Forrester predicts that the cloud market in China will be impacted by the government order for state owned companies to shift to state-run cloud providers. 

“While it is a bit early to assess what that impact will be, the Chinese private sector will continue to drive growth among Chinese cloud service providers,” he said. 

Increased automation in cloud data centers 

Another change in cloud data centers in 2022 will be more robots taking over maintenance, monitoring and security, according to a new report from Gartner.

“The gap between growing server and storage volumes at data centers, and the number of capable workers to manage them all is expanding,” said Sid Nag, research vice president at Gartner. He said in a press release that companies need automation to keep up with the increased demand for cloud services and the shortage of people to fill open jobs.

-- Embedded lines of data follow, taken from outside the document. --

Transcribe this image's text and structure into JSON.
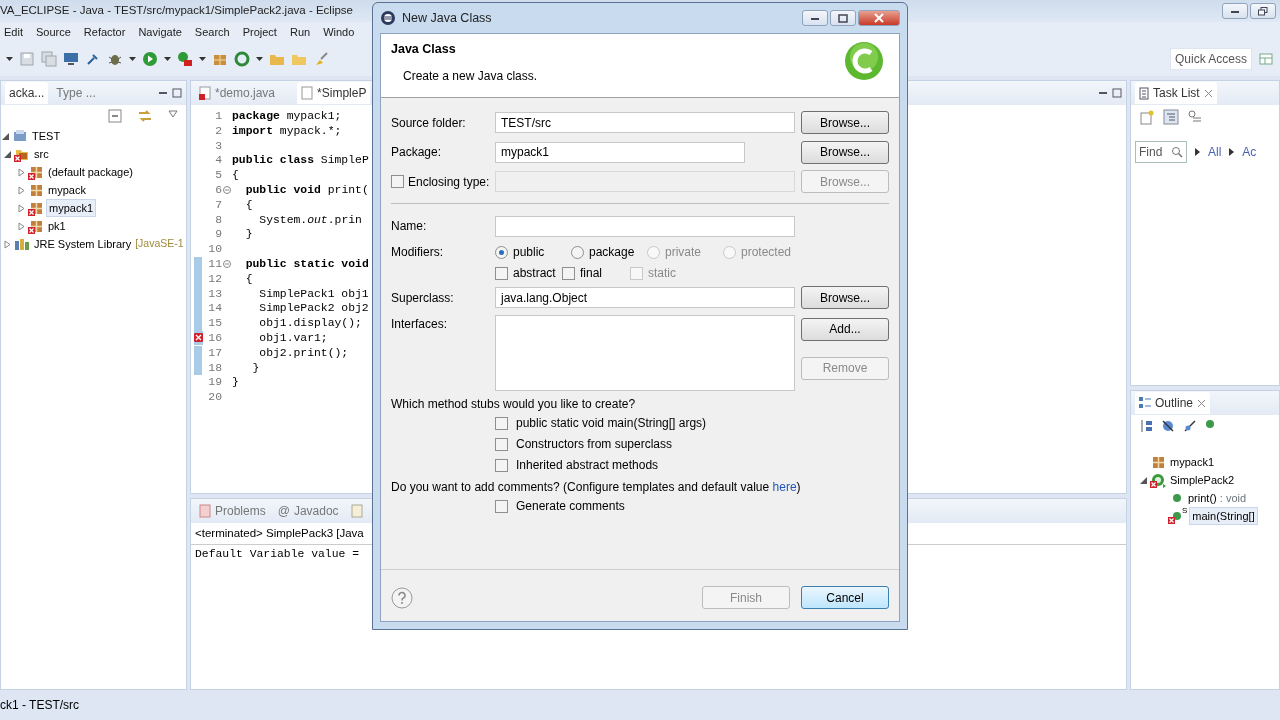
{
  "ide": {
    "title": "VA_ECLIPSE - Java - TEST/src/mypack1/SimplePack2.java - Eclipse",
    "menu": [
      "Edit",
      "Source",
      "Refactor",
      "Navigate",
      "Search",
      "Project",
      "Run",
      "Windo"
    ],
    "quick_access": "Quick Access"
  },
  "package_explorer": {
    "tabs": [
      {
        "label": "acka...",
        "selected": true
      },
      {
        "label": "Type ...",
        "selected": false
      }
    ],
    "tree": [
      {
        "label": "TEST",
        "kind": "project",
        "error": false,
        "selected": false,
        "expanded": true,
        "children": [
          {
            "label": "src",
            "kind": "folder",
            "error": true,
            "selected": false,
            "expanded": true,
            "children": [
              {
                "label": "(default package)",
                "kind": "package",
                "error": true,
                "selected": false,
                "expanded": false
              },
              {
                "label": "mypack",
                "kind": "package",
                "error": false,
                "selected": false,
                "expanded": false
              },
              {
                "label": "mypack1",
                "kind": "package",
                "error": true,
                "selected": true,
                "expanded": false
              },
              {
                "label": "pk1",
                "kind": "package",
                "error": true,
                "selected": false,
                "expanded": false
              }
            ]
          },
          {
            "label": "JRE System Library",
            "decoration": "[JavaSE-1",
            "kind": "library",
            "error": false,
            "selected": false,
            "expanded": false
          }
        ]
      }
    ]
  },
  "editor": {
    "tabs": [
      {
        "label": "*demo.java",
        "error": true,
        "selected": false
      },
      {
        "label": "*SimpleP",
        "error": false,
        "selected": true
      }
    ],
    "lines": [
      {
        "number": "1",
        "text": "**package** mypack1;"
      },
      {
        "number": "2",
        "text": "**import** mypack.*;"
      },
      {
        "number": "3"
      },
      {
        "number": "4",
        "text": "**public class** SimpleP"
      },
      {
        "number": "5",
        "text": "{"
      },
      {
        "number": "6",
        "fold": true,
        "text": "  **public void** print("
      },
      {
        "number": "7",
        "text": "  {"
      },
      {
        "number": "8",
        "text": "    System.*out*.prin"
      },
      {
        "number": "9",
        "text": "  }"
      },
      {
        "number": "10"
      },
      {
        "number": "11",
        "fold": true,
        "changed": true,
        "text": "  **public static void**"
      },
      {
        "number": "12",
        "changed": true,
        "text": "  {"
      },
      {
        "number": "13",
        "changed": true,
        "text": "    SimplePack1 obj1"
      },
      {
        "number": "14",
        "changed": true,
        "text": "    SimplePack2 obj2"
      },
      {
        "number": "15",
        "changed": true,
        "text": "    obj1.display();"
      },
      {
        "number": "16",
        "changed": true,
        "error": true,
        "text": "    obj1.var1;"
      },
      {
        "number": "17",
        "changed": true,
        "text": "    obj2.print();"
      },
      {
        "number": "18",
        "changed": true,
        "text": "   }"
      },
      {
        "number": "19",
        "text": "}"
      },
      {
        "number": "20"
      }
    ]
  },
  "console": {
    "tabs": [
      {
        "kind": "problems",
        "label": "Problems",
        "selected": false
      },
      {
        "kind": "javadoc",
        "glyph": "@",
        "label": "Javadoc",
        "selected": false
      },
      {
        "kind": "declaration",
        "selected": false
      }
    ],
    "header": "<terminated> SimplePack3 [Java",
    "output": "Default Variable value ="
  },
  "task_list": {
    "title": "Task List",
    "find_placeholder": "Find",
    "filters": [
      "All",
      "Ac"
    ]
  },
  "outline": {
    "title": "Outline",
    "tree": [
      {
        "label": "mypack1",
        "kind": "package",
        "error": false,
        "selected": false
      },
      {
        "label": "SimplePack2",
        "kind": "class",
        "error": true,
        "selected": false,
        "expanded": true,
        "children": [
          {
            "label": "print()",
            "type": ": void",
            "kind": "method",
            "error": false,
            "selected": false
          },
          {
            "label": "main(String[]",
            "mark": "S",
            "kind": "method",
            "error": true,
            "selected": true
          }
        ]
      }
    ]
  },
  "status_bar": "ck1 - TEST/src",
  "dialog": {
    "title": "New Java Class",
    "heading": "Java Class",
    "description": "Create a new Java class.",
    "source_folder": {
      "label": "Source folder:",
      "value": "TEST/src",
      "button": "Browse..."
    },
    "package": {
      "label": "Package:",
      "value": "mypack1",
      "button": "Browse..."
    },
    "enclosing_type": {
      "label": "Enclosing type:",
      "checked": false,
      "button": "Browse..."
    },
    "name": {
      "label": "Name:"
    },
    "modifiers": {
      "label": "Modifiers:",
      "access": [
        {
          "label": "public",
          "selected": true,
          "disabled": false
        },
        {
          "label": "package",
          "selected": false,
          "disabled": false
        },
        {
          "label": "private",
          "selected": false,
          "disabled": true
        },
        {
          "label": "protected",
          "selected": false,
          "disabled": true
        }
      ],
      "flags": [
        {
          "label": "abstract",
          "checked": false,
          "disabled": false
        },
        {
          "label": "final",
          "checked": false,
          "disabled": false
        },
        {
          "label": "static",
          "checked": false,
          "disabled": true
        }
      ]
    },
    "superclass": {
      "label": "Superclass:",
      "value": "java.lang.Object",
      "button": "Browse..."
    },
    "interfaces": {
      "label": "Interfaces:",
      "buttons": [
        {
          "label": "Add...",
          "disabled": false
        },
        {
          "label": "Remove",
          "disabled": true
        }
      ]
    },
    "stubs": {
      "question": "Which method stubs would you like to create?",
      "options": [
        {
          "label": "public static void main(String[] args)",
          "checked": false
        },
        {
          "label": "Constructors from superclass",
          "checked": false
        },
        {
          "label": "Inherited abstract methods",
          "checked": false
        }
      ]
    },
    "comments": {
      "question": "Do you want to add comments? (Configure templates and default value",
      "link": "here",
      "after": ")",
      "generate": {
        "label": "Generate comments",
        "checked": false
      }
    },
    "buttons": [
      {
        "label": "Finish",
        "disabled": true,
        "focused": false
      },
      {
        "label": "Cancel",
        "disabled": false,
        "focused": true
      }
    ]
  }
}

“Data center operations will only increase in complexity as organizations move more diverse workloads to the cloud, and as the cloud becomes the platform for a combinatorial use of additional technologies such as edge and 5G, to name a few.”

Gartner sees the robots as the perfect fit for data center tasks that are tedious, complex and repetitive, such as capacity planning, rightsizing virtual machine and container environments and ensuring efficient use of resources to avoid “cloud waste.”

SEE: Robodog patrols data center and checks server temps 

“Data centers are an ideal sector to pair robots and AI to deliver a more secure, accurate and efficient environment that requires much less human intervention,” Nag said.

Here are the best tasks for robots, according to Gartner:

  1. Server upgrades and maintenance, including decommissioning and destroying drives and conducting mass upgrades.
  2. Monitoring temperature, sound and other activity.
  3. Physical security including human temperature checks via heat sensors or license plate recognition for parking facilities.

Gartner also sees an increase in the use of artificial intelligence and machine learning in cloud operations for monitoring and management of IT processes in the data center.